Lake Balaton is also known as the Hungarian Sea. This beautiful lake is the biggest lake in Central Europe and also one of the main attractions in the country. The high season for this lake is in July and August when you can find a great number of tourists. If you love water activities, the best period to come here in July and September because the water is still warm and it is not so crowdie. Still, don’t forget to make a reservation at a renting room or an entire apartment in an old villa.
Buda Castle and Matthias Church, Budapest
Matthias Church is also known as The Church of Our Lady. Built in 1255, in the heart of the Castle District, Matthias Church was Buda’s first parish church. However, the original church façade was changed many times due to its constantly refashioned and renovating in the popular architectural style of that era. The Buda Castle District is a UNESCO World Heritage Site, situated in Budapest. This beautiful castle homes The Hungarian National Gallery and the Budapest History Museum.

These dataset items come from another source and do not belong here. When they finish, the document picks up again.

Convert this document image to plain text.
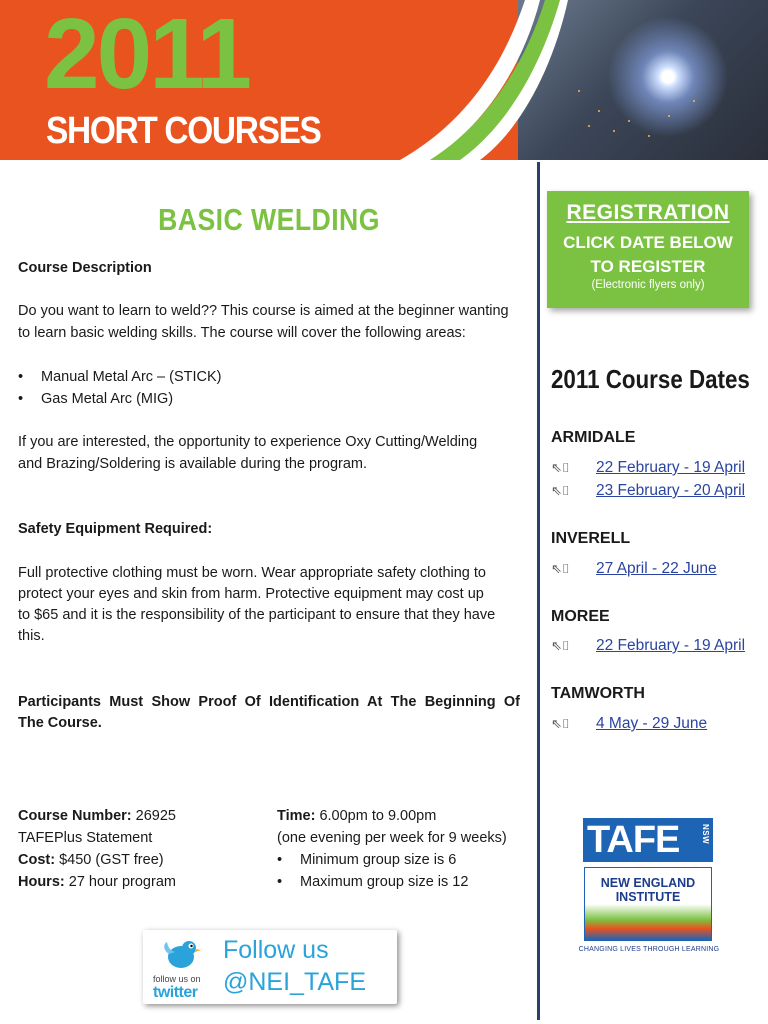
2011
SHORT COURSES
BASIC WELDING
Course Description
Do you want to learn to weld?? This course is aimed at the beginner wanting
to learn basic welding skills. The course will cover the following areas:
• Manual Metal Arc – (STICK)
• Gas Metal Arc (MIG)
If you are interested, the opportunity to experience Oxy Cutting/Welding
and Brazing/Soldering is available during the program.
Safety Equipment Required:
Full protective clothing must be worn. Wear appropriate safety clothing to
protect your eyes and skin from harm. Protective equipment may cost up
to $65 and it is the responsibility of the participant to ensure that they have
this.
Participants Must Show Proof Of Identification At The Beginning Of
The Course.
Course Number: 26925
TAFEPlus Statement
Cost: $450 (GST free)
Hours: 27 hour program
Time: 6.00pm to 9.00pm
(one evening per week for 9 weeks)
• Minimum group size is 6
• Maximum group size is 12
follow us on
twitter
Follow us
@NEI_TAFE
REGISTRATION
CLICK DATE BELOW
TO REGISTER
(Electronic flyers only)
2011 Course Dates
ARMIDALE
⇖⌷ 22 February - 19 April
⇖⌷ 23 February - 20 April
INVERELL
⇖⌷ 27 April - 22 June
MOREE
⇖⌷ 22 February - 19 April
TAMWORTH
⇖⌷ 4 May - 29 June
TAFE	NSW
NEW ENGLAND
INSTITUTE
CHANGING LIVES THROUGH LEARNING
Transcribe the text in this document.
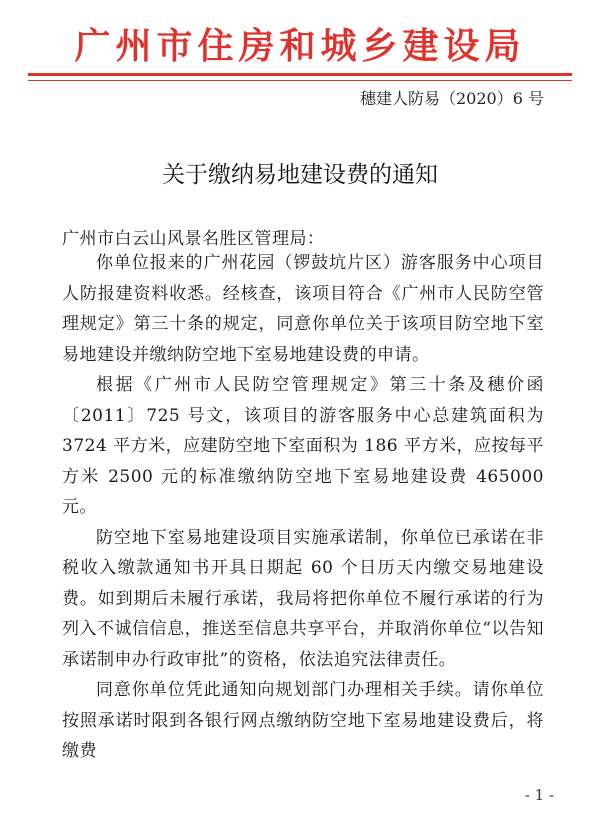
广州市住房和城乡建设局
穗建人防易（2020）6 号
关于缴纳易地建设费的通知
广州市白云山风景名胜区管理局：

你单位报来的广州花园（锣鼓坑片区）游客服务中心项目人防报建资料收悉。经核查，该项目符合《广州市人民防空管理规定》第三十条的规定，同意你单位关于该项目防空地下室易地建设并缴纳防空地下室易地建设费的申请。

根据《广州市人民防空管理规定》第三十条及穗价函〔2011〕725 号文，该项目的游客服务中心总建筑面积为 3724 平方米，应建防空地下室面积为 186 平方米，应按每平方米 2500 元的标准缴纳防空地下室易地建设费 465000 元。

防空地下室易地建设项目实施承诺制，你单位已承诺在非税收入缴款通知书开具日期起 60 个日历天内缴交易地建设费。如到期后未履行承诺，我局将把你单位不履行承诺的行为列入不诚信信息，推送至信息共享平台，并取消你单位“以告知承诺制申办行政审批”的资格，依法追究法律责任。

同意你单位凭此通知向规划部门办理相关手续。请你单位按照承诺时限到各银行网点缴纳防空地下室易地建设费后，将缴费

- 1 -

Hungary is a beautiful place to visit, due to its numerous attractions and interesting history. Matthias Church is a popular tourist spot that you must see. Have you ever been to Hungary Parliament Building?
Buda Castle in Budapest
Since it was established, in the 14th century, the Buda Castle was constantly built, destroyed and rebuilt. The castle was established by the Angevin rulers of the Kingdom of Hungary. It was also called the Royal Palace or Royal Castle. The palace was developed at first by king Bela IV of Hungary, then by Stephen, Duke of Slavonia. But the one who significantly enlarged it was king Sigismund. As Holy Roman Emperor, he needed his residence to excel all other European rulers’ residences, so he built probably the largest Gothic palace of the Middle Ages.
The palace had large halls with carved wooden ceilings, great windows, and balconies which offered a splendid view over the city of Buda. The facade was decorated with a coat of arms and statues.
The medieval building was destroyed in the great siege of 1686 when the city was captured by Christians. Many buildings were burnt and collapsed; a gunpowder store exploded from only one cannon hit and killed thousands of soldiers. It also created a huge tidal wave across the Danube. During the following decades, the castle went into almost complete ruin, because of neglect and subsequent design attempts. In 1715, King Charles III ordered that the ruins be demolished and the luxurious decorations are spared.
After WWII, archaeological research began to unearth the medieval castle. Important parts of the former Matthias and Sigismund palace survived under the thick earth layer. The reconstruction works were finished in 1966 and the medieval fortification was rebuilt entirely. Important parts were reconstructed according to pictorial sources. The medieval gardens were recreated.
The Buda Castle is a place full of a tumultuous history, but still stands proud today, risen like a Phoenix from its ashes.